6. The coal mine gas unidirectional flow concentration self-adaptive oxidation device according to claim 1, wherein the device is characterized in that: an air inlet flow homogenizing device (217) is arranged between the air inlet flow homogenizing chamber (211) and the porous heat accumulator I (213), and an air outlet flow homogenizing device (227) is arranged between the air outlet flow homogenizing chamber (221) and the porous heat accumulator II (223).

7. The coal mine gas unidirectional flow concentration self-adaptive oxidation device according to claim 1, wherein the device is characterized in that: a temperature sensor V (233) and a temperature sensor VI (234) are respectively arranged on two sides of the starting combustor (231) above the starting combustor (230).

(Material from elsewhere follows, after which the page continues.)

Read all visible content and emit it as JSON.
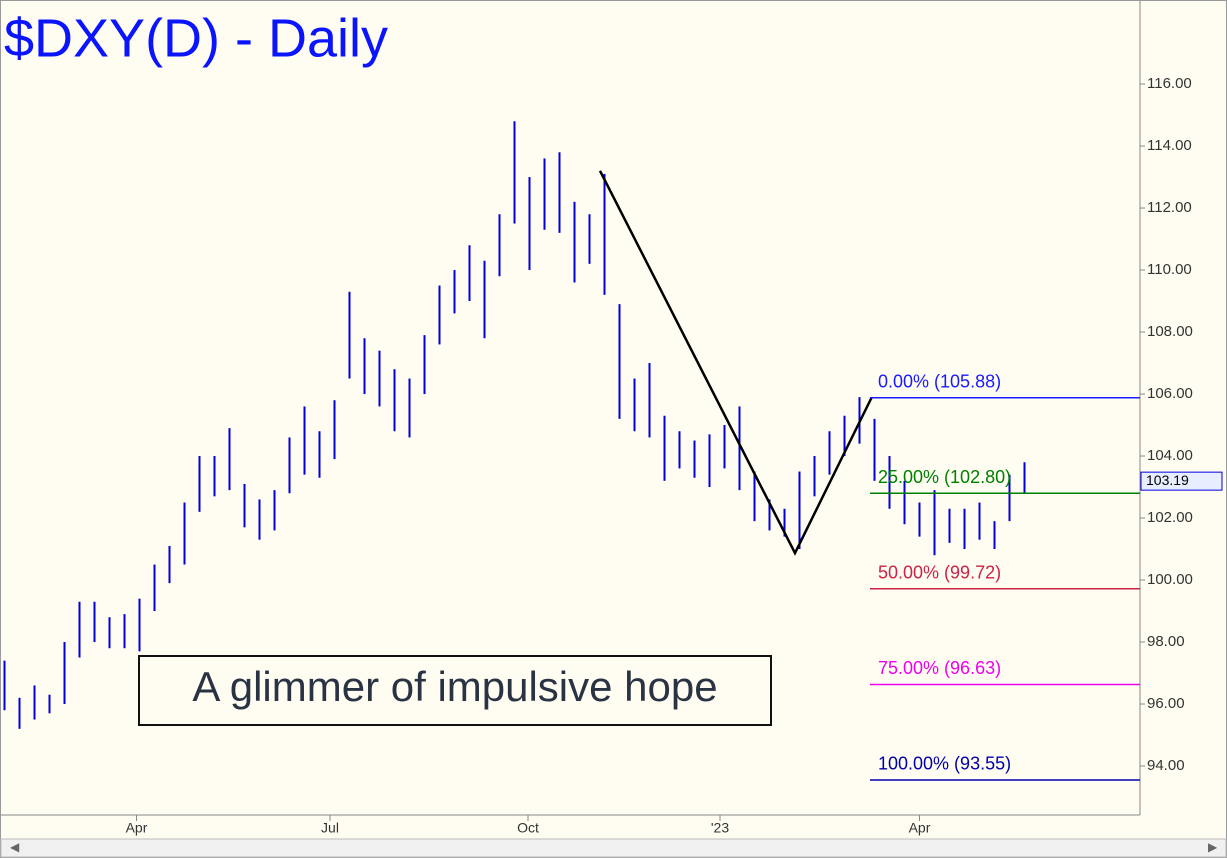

8. The coal mine gas unidirectional flow concentration self-adaptive oxidation device according to claim 1, wherein the device is characterized in that: a plurality of high temperature heat pipes III (245) are also arranged in the gas-gas heat exchanger (244) at intervals.

9. The coal mine gas unidirectional flow concentration self-adaptive oxidation device according to claim 1, wherein the device is characterized in that: the downstream heat accumulating oxidation bed (210), the starting combustion chamber (230) and the countercurrent heat accumulating oxidation bed (220) are jointly arranged in a shell (260) with a heat insulating layer (261); a thickened heat-insulating layer (262) is also arranged between the downstream heat-accumulating oxidation bed (210) and the countercurrent heat-accumulating oxidation bed (220).

10. The coal mine gas unidirectional flow concentration self-adaptive oxidation device according to claim 1, wherein the device is characterized in that: the high-temperature medium outlet (270) of the internal heat collector (232) is sequentially provided with a heat collector outlet pressure sensor (271), a heat collector outlet flow sensor (272) and a heat collector outlet stop valve (273), and the low-temperature medium inlet (280) is sequentially provided with a heat collector inlet pressure sensor (281), a heat collector inlet flow sensor (282) and a heat collector inlet stop valve (283).